Friday, April 24, 2009

Terracotta and Spring - Powering High Throughput JEE Applications

Recently, Terracotta did a webinar with Spring founder Colin Sampaleanu.

The webinar starts out by covering the benefits that a Spring+Hibernate+Terracotta application can deliver for your Java JEE application. The latter half is dedicated to running through a reference application that provides a solid starting point as you explore all that Terracotta+Spring can provide.

Examinator

The application demonstrated in the webinar is called "Examinator", and was jointly developed by SpringSource and Terracotta. Briefly,

Examinator is a full stack reference application which demonstrates with code how to build a higly scalable, highly available application using Spring, Hibernate and Terracotta


Highlights include:
  • Frameworks: Spring MVC, Spring Security, Spring Web Flow, Hibernate

  • Scale: 16 application servers, 20,000 concurrent users

  • Latency: Max of 5 ms response time

Find out more

For a full-length recording of the Webinar available for free visit http://terracottech.webex.com.

For a complete reference—everything you need to know including full documentation, how install and run Examinator— visit http://www.terracotta.org.

You can also access a live demo of Examinator at reference.terracotta.org.

SpringOne 2009

Speaking of Spring, I'll be attending the Terracotta booth at SpringOne Europe 2009 this coming week (April 27-29, 2009) in Amsterdam. Stop by if you're attending.

Wednesday, April 22, 2009

A simple tip for new Terracotta users - always run the Terracotta Developer Console

With the release of Terracotta 3.0, I hope many of you have or are considering checking out Terracotta to see if it can help with scalability and availability of your Java application.

Of course www.terracotta.org - in particular the tutorials section with many simple recipes for exploring the many uses of Terracotta is a good place to get started.

But before you do any of that, I'd like to point out a best practice for learning and working with Terracotta. So, here's my tip for whenever you are working with Terracotta:

TIP: ALWAYS RUN THE TERRACOTTA DEVELOPER CONSOLE

It's easy to do, so I recommend before you run any samples, try an recipes, or work with your application, make sure to have the Developer Console running at all times.

How to run the Terracotta Developer Console


Running the Developer Console is easy. There are many ways depending on your context:

  • From the Welcome Application: Click the "Developer Console" link

  • From the command line: Run $TC_HOME/bin/dev-console.sh|bat

  • From Maven: Run $ mvn tc:dev-console

  • From Eclipse: Select Show Developer Console from the Terracotta menu.

Once you've got the Developer Console running, make sure to select the Connect automatically checkbox before connecting—this option will automatically connect the Developer Console to your cluster meaning you don't have to select "connect" every time you run a new cluster instance. This is very useful during experimentation (running sample demos and recipes) and integration testing.

Why should you run the Terracotta Developer Console?

We designed it so that you have access to a large array of information right at your fingertips. In particular, let's look at the user interface which is new in Terracotta 3.0:



One thing that I hope jumps out at you immediately is the presence of a new array of "speedo" dials - somewhat like the array of instruments that greets you when you step into the driver's seat of an automobile.

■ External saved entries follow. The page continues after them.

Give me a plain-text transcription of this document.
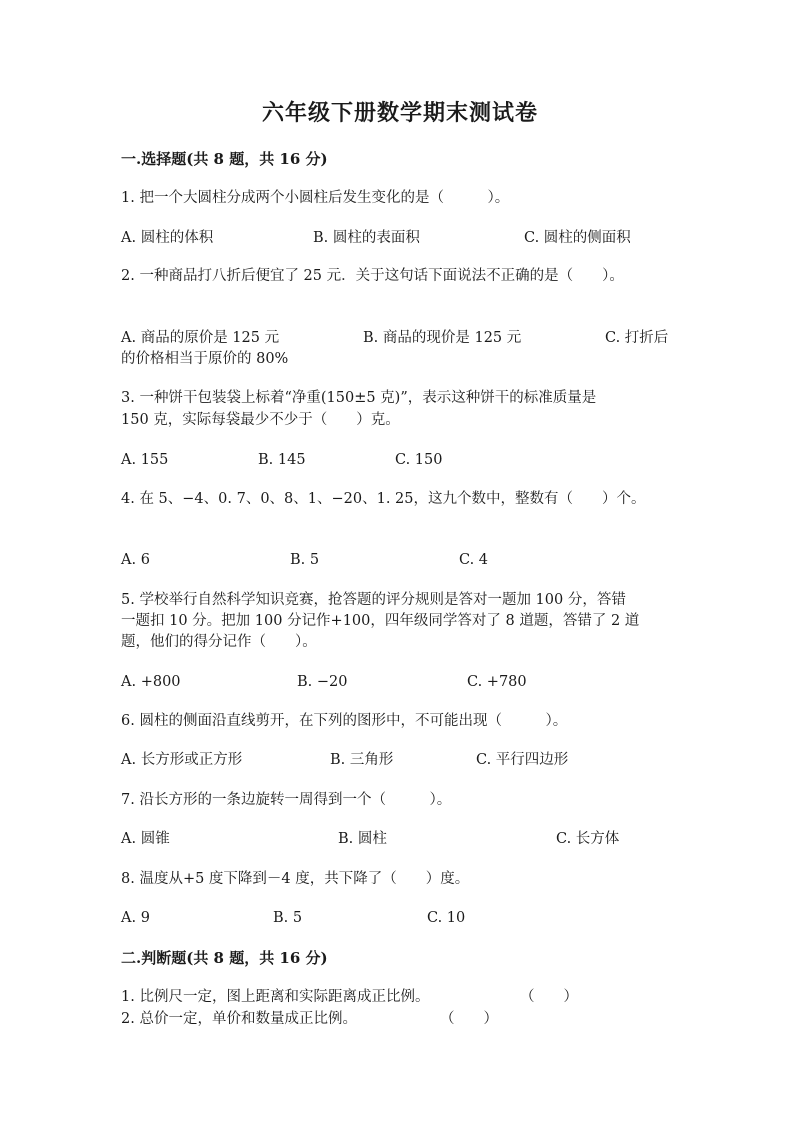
六年级下册数学期末测试卷
一.选择题(共 8 题，共 16 分)
1. 把一个大圆柱分成两个小圆柱后发生变化的是（　　　）。
A. 圆柱的体积	B. 圆柱的表面积	C. 圆柱的侧面积
2. 一种商品打八折后便宜了 25 元．关于这句话下面说法不正确的是（　　）。
A. 商品的原价是 125 元	B. 商品的现价是 125 元	C. 打折后
的价格相当于原价的 80%
3. 一种饼干包装袋上标着“净重(150±5 克)”，表示这种饼干的标准质量是
150 克，实际每袋最少不少于（　　）克。
A. 155	B. 145	C. 150
4. 在 5、−4、0. 7、0、8、1、−20、1. 25，这九个数中，整数有（　　）个。
A. 6	B. 5	C. 4
5. 学校举行自然科学知识竞赛，抢答题的评分规则是答对一题加 100 分，答错
一题扣 10 分。把加 100 分记作+100，四年级同学答对了 8 道题，答错了 2 道
题，他们的得分记作（　　）。
A. +800	B. −20	C. +780
6. 圆柱的侧面沿直线剪开，在下列的图形中，不可能出现（　　　）。
A. 长方形或正方形	B. 三角形	C. 平行四边形
7. 沿长方形的一条边旋转一周得到一个（　　　）。
A. 圆锥	B. 圆柱	C. 长方体
8. 温度从+5 度下降到－4 度，共下降了（　　）度。
A. 9	B. 5	C. 10
二.判断题(共 8 题，共 16 分)
1. 比例尺一定，图上距离和实际距离成正比例。	（　　）
2. 总价一定，单价和数量成正比例。	（　　）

The resemblance isn't accidental. Those dials are there to give you up-to-the-second information about what's going on in the cluster - and to help pinpoint a problem - if there is one. Let's take a closer look:

Making use of the Speed Dials




As you can see, the dials are arrayed from left to right, giving you vital statistics about the cluster. The dials are separated into two groups:

  • Write Transacions

  • Impeding Factors

The Write Transactions dial contains a measure of the number of write transactions that are occurring in the system. Read transactions with Terracotta are exceedingly cheap (so cheap in fact that we don't measure them). Write transactions are a good measure of work being done in the cluster - so this measure is effectively a measure of how fast your application is running.

The Impeding Factors set of dials shows you a set of seven dials that show you statistics about other types of activity in the system. The activities displayed include such statistics as Object Creation Rate/s — the amount of new objects being added to the clustered heap per second — and Lock Recalls/s — the amount of lock requests that are being transferred from one client node to another.

Making use of the Runtime Statistics

Another very useful feature is the Runtime statistics panel. You can access this feature from the left menu tree by selecting the Runtime Statistics node.



The runtime statistics give you access to a wealth of realtime data with historical views. Unlike the Speedo Dials, the runtime statistics are kept for a longer period of time and graphed for you so you can see a historical view of how your application has been behaving.

Putting it all together

The Speed Dials give you instantaneous information - so they are visible all the time.

Look at the Write Transactions to measure your speed, and monitor the Impeding Factors to make sure nothing is slowing you down.

If there's something worth looking at in more detail, switch to the runtime statistics for more detailed information.

If there is a problem worth investigating, use the Diagnostics tools such as the Lock Profiler or Cluster Wide Thread Dump to debug further.

In other words ALWAYS RUN THE TERRACOTTA DEVELOPER CONSOLE!